CZYTAJ TAKŻE: Prezydent USA zwołał kryzysowe spotkanie przywódców G7 i NATO w sprawie Polski
Premier Portugalii Antonio Costa oceniając wtorkową eksplozję rakiety produkcji rosyjskiej, do której doszło pod Hrubieszowem, stwierdził, że jest to niepokojące zdarzenie. Dodał, że konieczne jest dokładnie ustalenie okoliczności wtorkowego wybuchu, do którego doszło w godzinach popołudniowych w Przewodowie. Eksplozja doprowadziła do śmierci dwóch osób.
“To, że doszło do takiego zdarzenia w kraju, w którym istniał dotychczas pokój, stanowi dla nas jeszcze większe zmartwienie”, stwierdził w wieczornej rozmowie z portugalskimi dziennikarzami Costa.
Wyraził też opinię, że w obecnej sytuacji konieczne jest dążenie do osiągnięcia pokoju w konflikcie rosyjsko-ukraińskim, a także wskazał na konieczność przystąpienia stron do rozmów pokojowych.
“Rosja nie może wygrać tej wojny, ale wygrać ją można poprzez budowanie pokoju, co teraz jest pożądane (…); dlatego należy unikać nowych incydentów”, stwierdził premier Portugalii.
CZYTAJ TAKŻE: Eksplozja w Przewodowie. Służby pracują na miejscu zdarzenia [RELACJA]
Eksplozja w Polsce, która zabiła dwie osoby, jest „nie do przyjęcia” i wymaga natychmiastowego wyjaśnienia i podjęcia odpowiednich środków, poinformował w środę w nocy prezydent Bułgarii Rumen Radev.
„Incydent w Polsce, który spowodował utratę życia ludzkiego jest nie do przyjęcia, stwarza ryzyko destabilizacji całego regionu i rozszerzenia terytorialnego wymiaru wojny Rosji z Ukrainą” – óswiadczył Radev, którego wypowiedż cytuje agencja Reutera.

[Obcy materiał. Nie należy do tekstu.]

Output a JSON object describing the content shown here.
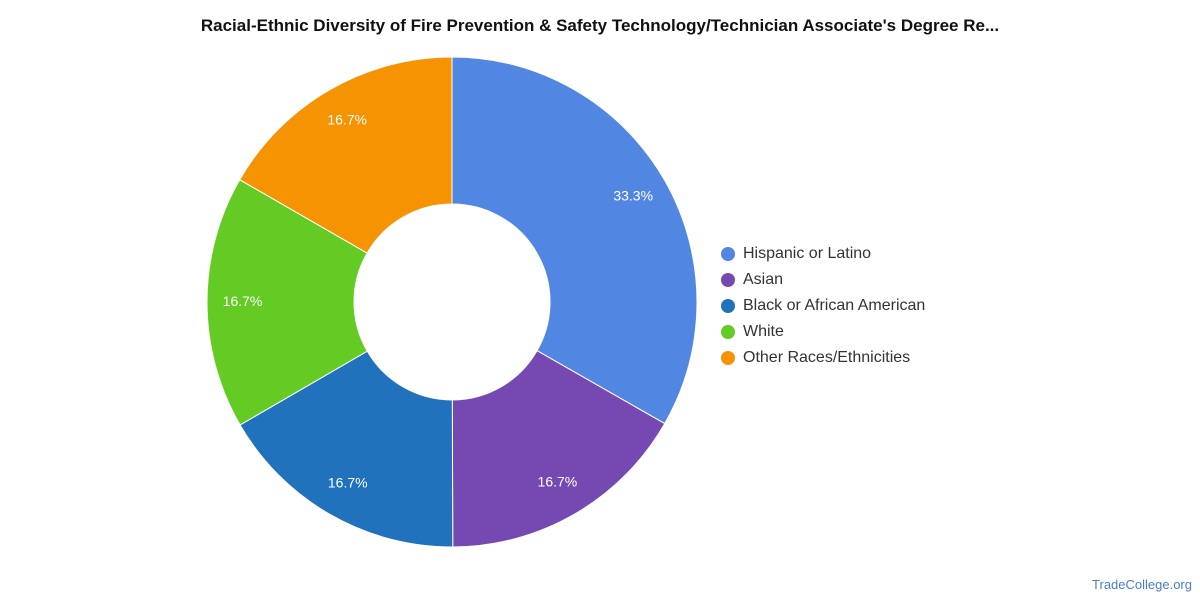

„Potrzebne jest natychmiastowe wyjaśnienie tego groźnego przypadku i podjęcie odpowiednich środków” – dodał.
CZYTAJ TAKŻE: MSZ: na terenie Przewodowa spadł spadł pocisk produkcji rosyjskiej; ambasador Rosji wezwany do MSZ
Wiceprzewodnicząca Komisji Europejskiej Viera Jourova powiedziała we wtorek (15.11.2022) czeskiej telewizji publicznej, że sytuacja po rosyjskich ostrzałach rakietowych jest bardzo poważna i najprawdopodobniej mamy do czynienia z kolejnym rozdziałem konfliktu zbrojnego. Zapewniła też Polskę o solidarności i gotowości do pomocy.
Zdaniem Jourovej wydarzenia w Polsce oraz masowe bombardowanie Ukrainy we wtorek są dalszym dowodem na „wołającą o potępienie” agresję Rosji oraz na jej nieodpowiedzialność. „Niezależnie od tego, czy to był celowy atak, czy wynik błędu, nie pozostanie bez reakcji”- zadeklarowała wiceprzewodnicząca KE. Nie sprecyzowała jaka reakcja może wchodzić w grę. Jej zdaniem potrzebna jest ostrożność w wypowiedziach. „Musimy poruszać się w sferze zweryfikowanych faktów” – podkreśliła.
Zaznaczyła, że nie jest ekspertem od spraw wojskowych, ale nie wydaje się jej, żeby Putin i jego reżim rozpoczęli celowy atak. Raczej uważa, że rację mają ci, którzy mówią o pomyłce. „Wierzę ekspertom, którzy mówią, że do eskalacji może dojść także na skutek błędu” – mówiła. Mocno zaakcentowała, że nie chce spekulować i należy poczekać na ustalenia polskich władz.
CZYTAJ TAKŻE: Premier: zdecydowaliśmy o podniesieniu gotowości bojowej wybranych oddziałów Polskich Sił Zbrojnych
„Rumunia w pełni solidaryzuje się z naszym przyjacielem i sojusznikiem Polską po niepokojących informacjach związanych z eksplozjami na jej terytorium” – napisał na Twitterze rumuński prezydent Klaus Iohannis, odnosząc się do informacji o pociskach, które spadły na Polskę.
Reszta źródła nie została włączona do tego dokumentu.